Млел доверчивый трудяга-промысловик от таких почестей и особой доверительности к нему. Мешком валил Захар Захарычу шкурки, мясо, орех, а то и щепотку золотишка, «нечаянно» в кипуне найденного, – умасливал «отца-радетеля», и не ума ему, что ружья и сапоги давно есть в каждом городском магазине, черным порохом воистину еще при царе Лексее из фузей палили, остерегая отечество и престол, а за обман, обмер и обвес полагается Захар Захарычу тюрьма от той самой власти, которою он козырял и которую представлял собою. Дело и впрямь не раз кончалось тем, что исчезал «таежный бог» – Захар Захарыч в неизвестном направлении лет этак на десять. Но вместо него тут же являлся Иван Иваныч – прозывались-то они по-разному, но молва про них хоть и тихая, да одинаковая по тайге катилась: «Где такие люди побывают, там птицы петь перестают…»

Но все это в прошлое откатило.

Обзавелся таежный человек мотором, дюралевой лодкой. Надо на промысел – два-три дня, и он на месте, в старой своей потаенной избушке. Семья же в поселке Чуш, на берегу Енисея, можно сказать, в центре культурной жизни, где ходят пароходы, самолеты летают, ревет бесплатно радио день и ночь, в клубе каждый вечер кино показывают, вино в магазинах хоть какое. Изба – не то лесное горе, слепое, под еловой корой. Изба, как у всех добрых людей, с окнами на три стороны, с верандой, с холодильником, с диваном и ковром. Говорят, к концу пятилетки и телевизор в Чуш проведут. Вот бы дожить. Самый бы дорогой телевизор купил и каждый день кино бесплатно смотрел. Тятя, поди-ка, в гробу переворачивается – не зря же он во сне является, черным перстом грозит, губами синими шевелит – проклинает. Аж в поту холодном проснется старообрядец, осенит себя двуперстным крестом, да и живет во грехах и мирском смраде дальше. «Что поделаешь, культура наступат. Не можно дальше дикарями в лесу жить. Пусть хоть дети свет увидают…»

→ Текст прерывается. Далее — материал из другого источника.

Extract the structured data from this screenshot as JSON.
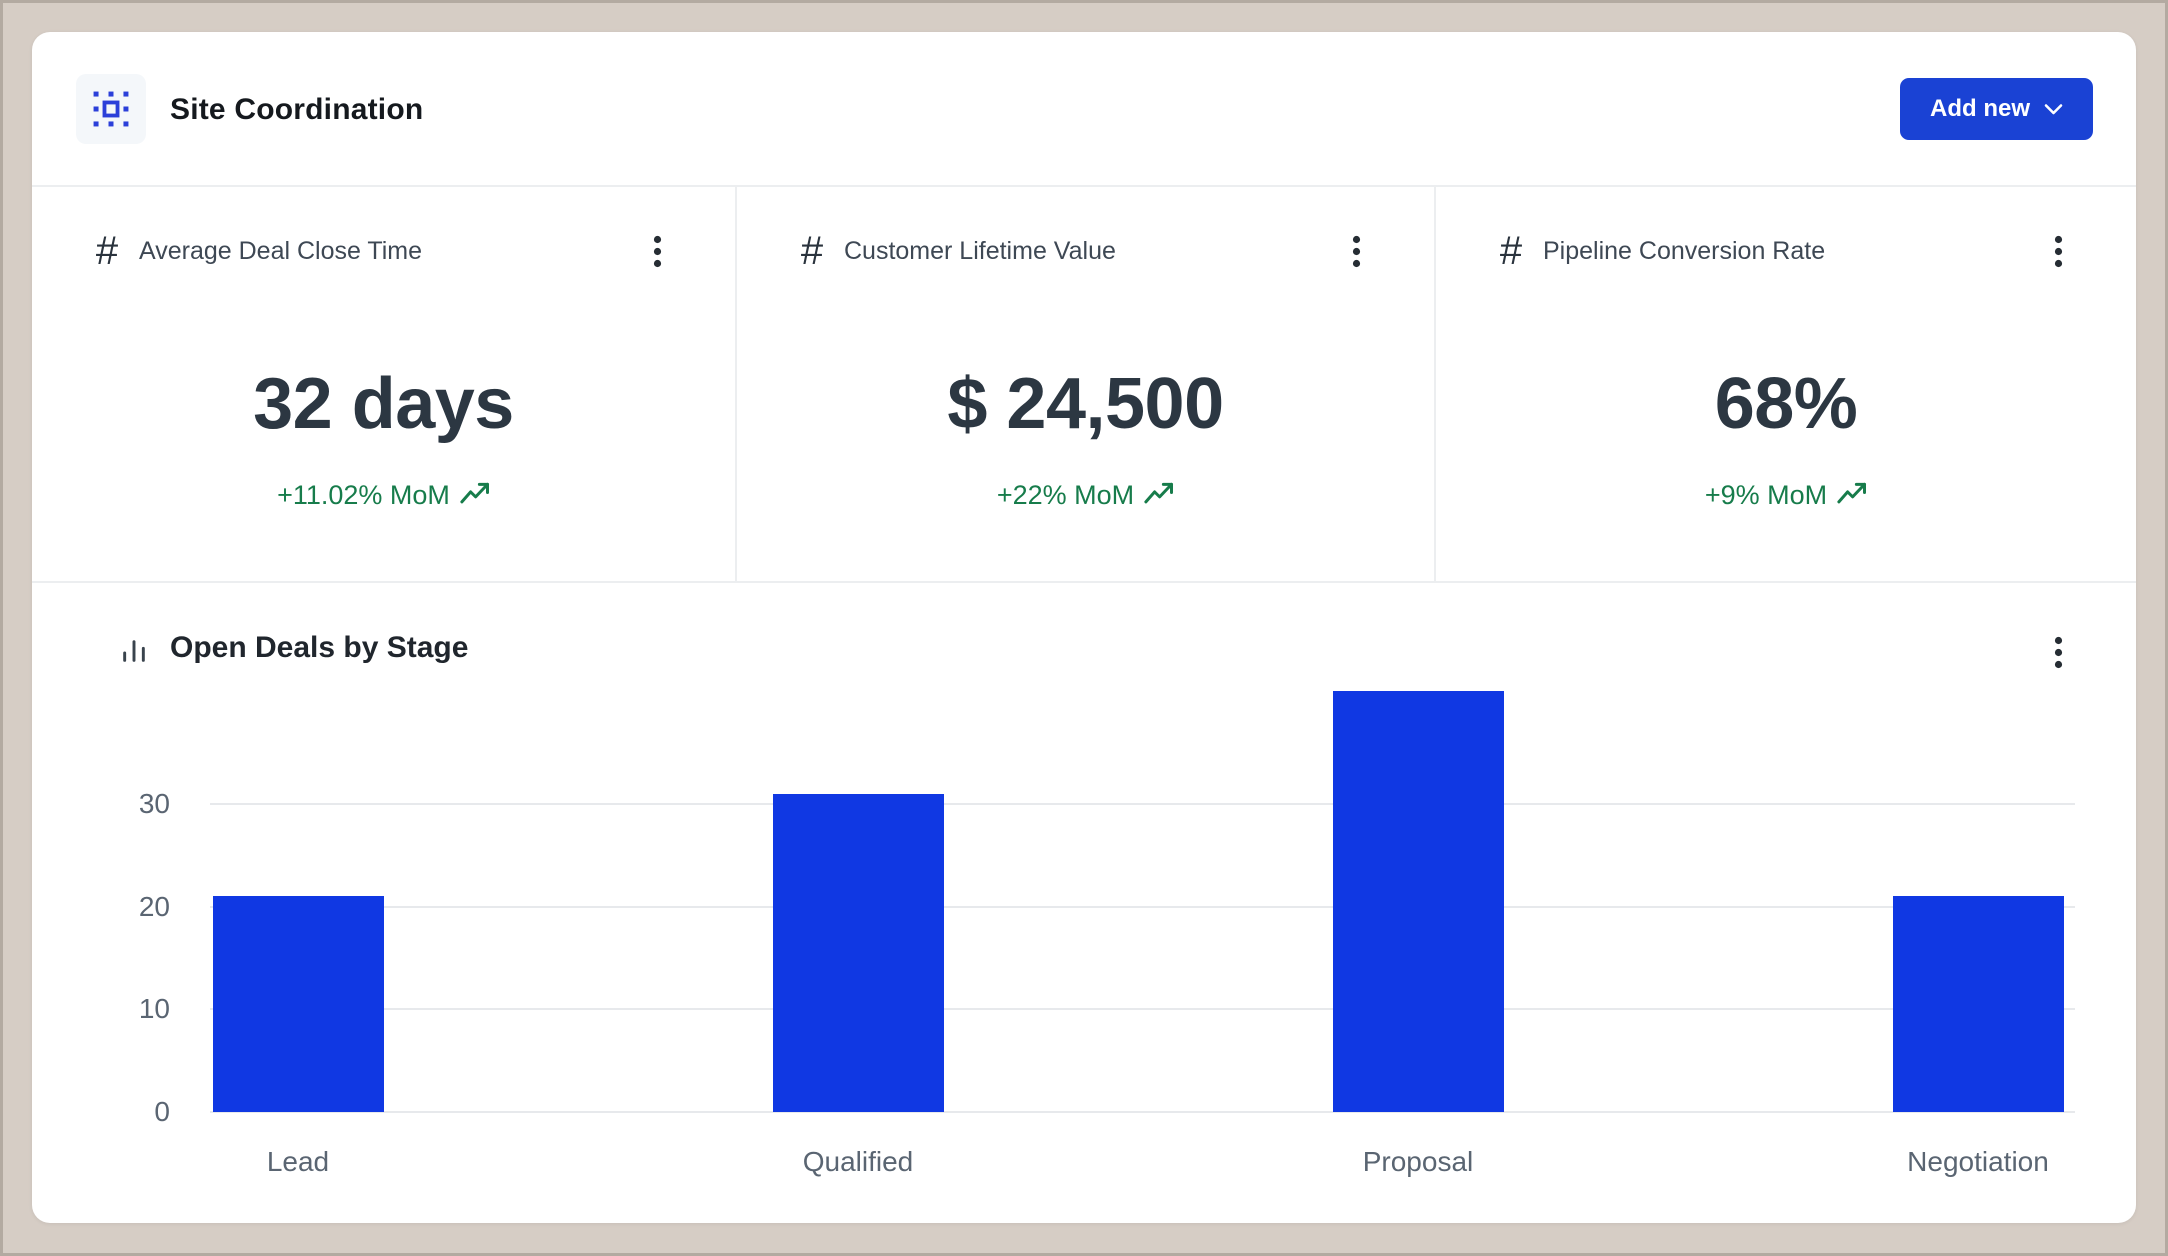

Катит промысловик по Сыму в глубь тайги, орешки пощелкивает, скорлупу за борт плюет. Все переулки и закоулки на реке он знает. В кармане, завязанный в целлофановый мешочек, договор на промысел у него хранится и всякий прочий документ. В лодке припасы, харчи, одежонка на зиму и, прости, Господи, прегрешения вольные и невольные, этот, как его, понеси лешаки, мудрено называется – транзистор! Дорогущий, холера! Девяносто с лишним! Коня в старое время на экие деньги купить можно было. А что делать? Как ни рыпайся, не устоишь против культуры, хуже чумы навалилась окаянная!

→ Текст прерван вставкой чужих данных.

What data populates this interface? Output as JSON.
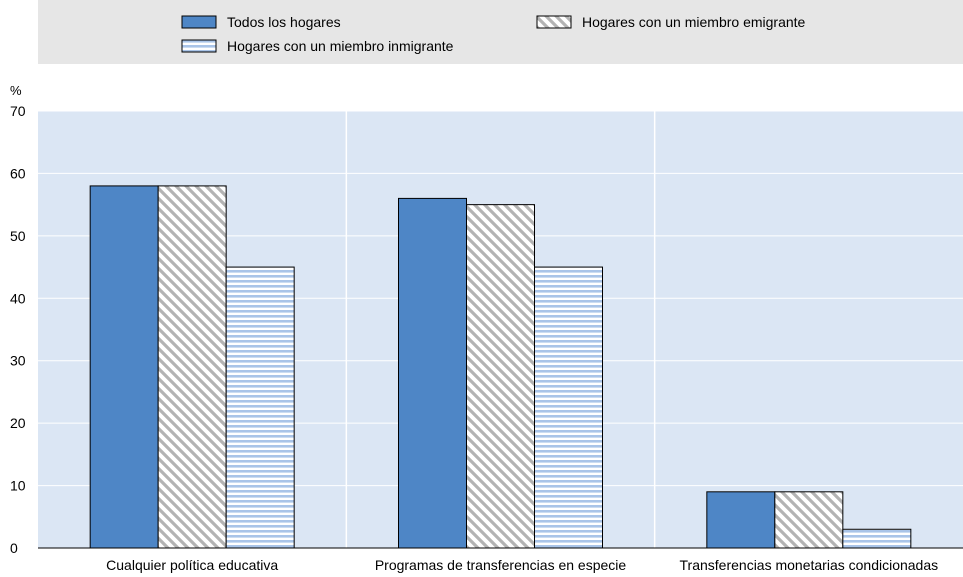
{
  "chart_data": {
    "type": "bar",
    "title": "",
    "xlabel": "",
    "ylabel": "%",
    "ylim": [
      0,
      70
    ],
    "yticks": [
      "0",
      "10",
      "20",
      "30",
      "40",
      "50",
      "60",
      "70"
    ],
    "legend_position": "top",
    "grid": "vertical separators between categories",
    "categories": [
      "Cualquier política educativa",
      "Programas de transferencias en especie",
      "Transferencias monetarias condicionadas"
    ],
    "series": [
      {
        "name": "Todos los hogares",
        "values": [
          58,
          56,
          9
        ],
        "color": "#4e86c6",
        "pattern": "solid"
      },
      {
        "name": "Hogares con un miembro emigrante",
        "values": [
          58,
          55,
          9
        ],
        "color": "#b3b3b3",
        "pattern": "diagonal-hatch"
      },
      {
        "name": "Hogares con un miembro inmigrante",
        "values": [
          45,
          45,
          3
        ],
        "color": "#a9c4e8",
        "pattern": "horizontal-stripes"
      }
    ]
  }
}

Старовер и всякий другой таежный промысловик идет на Сым, как домой, хозяином идет, никакой пакости и разбоя он в тайге не учинит. А вот мухота эта, «шыкалы» – как их Грохотало именует, пьяницы, барыги, почуяв дармовую наживу, лиха для прут на Сым. Все они работают, деньги получают на производстве да норовят еще и от природы урвать что возможно, выкусить с мясом кусок – валят бензопилой кедры, бьют круглый год соболя, увечат зверя и птицу. Вон впереди грохот открылся, торопливый, заполошный – так промысловик никогда не стреляет. Так разбойник стреляет, ворюга!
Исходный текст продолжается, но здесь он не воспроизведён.